When asked if the small number of cases reported by districts so far means San Diego Unified is being overly cautious in delaying reopening — as some parents have argued — Barrera said it’s “way too early” to make claims about the virus’ spread within schools.

Barrera said that until school districts are testing all students and staff members on a regular basis, he doesn’t believe schools can say there is little to no coronavirus spread happening at schools, since many people can spread the virus without showing symptoms.

“I don’t think there’s a single district in this county — or, frankly, in this country — that can make the claim right now that they know that if somebody comes onto one of their campuses with the virus that they are able to prevent the spread, because we don’t have the testing that allows us to make that claim,” Barrera said.
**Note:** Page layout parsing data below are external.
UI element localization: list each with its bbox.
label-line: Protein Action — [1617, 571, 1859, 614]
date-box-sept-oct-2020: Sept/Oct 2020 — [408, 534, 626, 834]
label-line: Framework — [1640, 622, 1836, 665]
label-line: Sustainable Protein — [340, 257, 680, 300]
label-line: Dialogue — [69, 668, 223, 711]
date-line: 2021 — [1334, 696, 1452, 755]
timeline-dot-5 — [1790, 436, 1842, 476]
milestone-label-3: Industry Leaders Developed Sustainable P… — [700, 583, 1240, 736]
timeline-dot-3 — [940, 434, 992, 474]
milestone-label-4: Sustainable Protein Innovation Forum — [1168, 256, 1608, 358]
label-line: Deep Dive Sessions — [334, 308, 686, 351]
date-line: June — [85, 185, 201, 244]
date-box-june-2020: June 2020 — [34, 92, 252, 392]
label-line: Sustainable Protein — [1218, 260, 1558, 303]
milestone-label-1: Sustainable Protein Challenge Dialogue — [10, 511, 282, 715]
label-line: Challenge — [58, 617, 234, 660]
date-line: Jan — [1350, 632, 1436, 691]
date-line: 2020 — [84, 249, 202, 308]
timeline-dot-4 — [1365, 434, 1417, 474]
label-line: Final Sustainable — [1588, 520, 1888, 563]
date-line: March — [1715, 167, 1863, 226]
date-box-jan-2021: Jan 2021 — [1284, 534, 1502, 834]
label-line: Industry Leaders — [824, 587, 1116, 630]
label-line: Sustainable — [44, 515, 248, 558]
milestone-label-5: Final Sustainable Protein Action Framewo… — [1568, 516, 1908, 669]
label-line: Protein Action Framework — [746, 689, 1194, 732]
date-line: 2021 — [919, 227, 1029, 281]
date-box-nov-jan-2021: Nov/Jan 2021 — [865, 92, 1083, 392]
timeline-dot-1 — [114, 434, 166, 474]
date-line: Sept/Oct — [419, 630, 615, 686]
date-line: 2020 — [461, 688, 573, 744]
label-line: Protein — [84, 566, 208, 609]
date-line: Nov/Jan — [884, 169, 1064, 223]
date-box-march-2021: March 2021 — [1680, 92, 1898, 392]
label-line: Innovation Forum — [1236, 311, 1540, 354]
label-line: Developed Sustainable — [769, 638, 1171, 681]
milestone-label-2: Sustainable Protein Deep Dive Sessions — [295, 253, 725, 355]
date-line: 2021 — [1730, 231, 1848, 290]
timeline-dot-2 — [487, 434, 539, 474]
A January start date for Phase 2 gives the district more time to try to establish a regular coronavirus testing program for students and staff who are not symptomatic. The district recently asked Gov. Gavin Newsom to give San Diego Unified 10,000 daily coronavirus tests to meet that goal, but it’s unknown whether the state will grant the request.

Several parents say they are desperate to return their children to school because their children are not learning well at home and are suffering socially.

Meanwhile, other parents have been happy with the district’s slow reopening pace, saying they are worried about the coronavirus spreading in schools and about their families’ safety.